Von Kritik an ihrer Migrationspolitik fühle sie sich angesprochen, sagte Merkel. „Von einer Bundeskanzlerin erwartet man, dass die irreguläre Migration reduziert wird“, sagte Merkel. In den Jahren 2017, 2018 und 2019 habe man das gut geschafft, sagte die Altkanzlerin und verwies auf Grenzkontrollen zu Österreich und das EU-Türkei-Abkommen. Sie halte deswegen die Asyl- und Einwanderungspolitik der letzten zehn Jahre – anders als Friedrich Merz – nicht für „verfehlt“. Man sei aber „noch nicht am Ende der Arbeit“. Sie frage sich auch, warum es so schwer sei, Ausreisepflichtige „zur Ausreise zu bewegen“ und warum zwei Drittel der Ausländerämter immer noch nicht digitalisiert seien.


Angela Merkel ZEIT Stunde Hamburg Live Talk

Angela Merkel im Gespräch mit ZEIT-Politikredakteurin Mariam Lau und mit Roman Pletter, dem Leiter des Wirtschaftsressorts der ZEIT.

Den Aufstieg der AfD erklärt sich Merkel nach eigenen Angaben auch durch den Streit zwischen CDU und CSU in der Migrationspolitik während ihrer Kanzlerschaft. „Es ist nicht richtig gewesen, dass wir so viel gestritten haben“, sagte Merkel. Sie sagte aber auch: Als sie aus dem Amt ausgeschieden sei, habe die AfD bei 11 Prozent gelegen. Dass sie nun bei mehr als 20 Prozent liege, sei „nicht mehr meine Verantwortung“.
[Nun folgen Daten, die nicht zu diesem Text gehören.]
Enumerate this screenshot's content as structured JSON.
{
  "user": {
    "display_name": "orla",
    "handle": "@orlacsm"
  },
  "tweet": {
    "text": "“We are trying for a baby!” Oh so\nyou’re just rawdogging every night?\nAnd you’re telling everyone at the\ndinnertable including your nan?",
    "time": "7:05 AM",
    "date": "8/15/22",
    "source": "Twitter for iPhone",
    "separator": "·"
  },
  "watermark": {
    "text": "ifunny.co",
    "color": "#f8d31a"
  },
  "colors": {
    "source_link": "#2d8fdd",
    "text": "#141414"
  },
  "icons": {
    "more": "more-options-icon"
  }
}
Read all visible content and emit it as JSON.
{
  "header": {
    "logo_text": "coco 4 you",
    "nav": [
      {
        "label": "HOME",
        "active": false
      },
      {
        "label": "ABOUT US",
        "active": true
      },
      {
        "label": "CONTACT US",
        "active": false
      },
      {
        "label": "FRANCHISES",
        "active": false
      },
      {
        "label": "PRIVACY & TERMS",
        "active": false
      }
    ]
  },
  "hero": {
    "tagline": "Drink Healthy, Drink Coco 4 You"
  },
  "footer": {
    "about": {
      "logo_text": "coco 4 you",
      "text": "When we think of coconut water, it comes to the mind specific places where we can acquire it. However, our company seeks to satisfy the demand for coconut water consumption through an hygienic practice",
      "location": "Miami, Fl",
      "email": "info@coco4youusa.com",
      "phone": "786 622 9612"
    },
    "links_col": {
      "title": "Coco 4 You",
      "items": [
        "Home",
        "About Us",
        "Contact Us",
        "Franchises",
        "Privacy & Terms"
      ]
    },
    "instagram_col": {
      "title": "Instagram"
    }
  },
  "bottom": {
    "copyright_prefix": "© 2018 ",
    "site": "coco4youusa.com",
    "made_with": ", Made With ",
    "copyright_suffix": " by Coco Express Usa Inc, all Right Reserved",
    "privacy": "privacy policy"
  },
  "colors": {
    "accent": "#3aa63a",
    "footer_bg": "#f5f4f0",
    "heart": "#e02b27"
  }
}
Angela Merkel war von 2005 bis 2021 Bundeskanzlerin der Bundesrepublik Deutschland. Sie war die erste Frau in dem Amt. Ihre Regierungszeit war geprägt von der Wirtschafts- und Eurokrise, dem Atomausstieg, der Geflüchtetenbewegung 2015 und der Coronapandemie. Seit dem Ausbruch des Ukrainekriegs steht ihre Russland- und Energiepolitik immer wieder in der Kritik.

„Ich war halt langweilig“

Am 26. November 2024 hat Angela Merkel ihre Autobiografie mit dem Titel Freiheit veröffentlicht, die sie zusammen mit ihrer ehemaligen Büroleiterin Beate Baumann geschrieben hat.  

Es freue sie, dass „so viele junge Leute“ ihr Buch lesen würden, sagte Merkel. Zu Kritik an ihrem Buch sagte sie: „Ich war halt langweilig.“ Das habe man schon über sie gesagt, als sie Bundeskanzlerin gewesen sei. Dass sie ein Enthüllungsbuch schreibe, in dem sie endlich mal „die Katze aus dem Sack lasse“, hätten vielleicht manche erwartet. Ihr sei es aber ein Anliegen gewesen, zu beschreiben, wie Politik funktioniere, sagte Merkel. Wie viel langen Atem man manchmal brauche, dass man, wenn man Interviews gebe, „am besten nicht gehetzt die Treppe hochkommt und außer Atem ist“.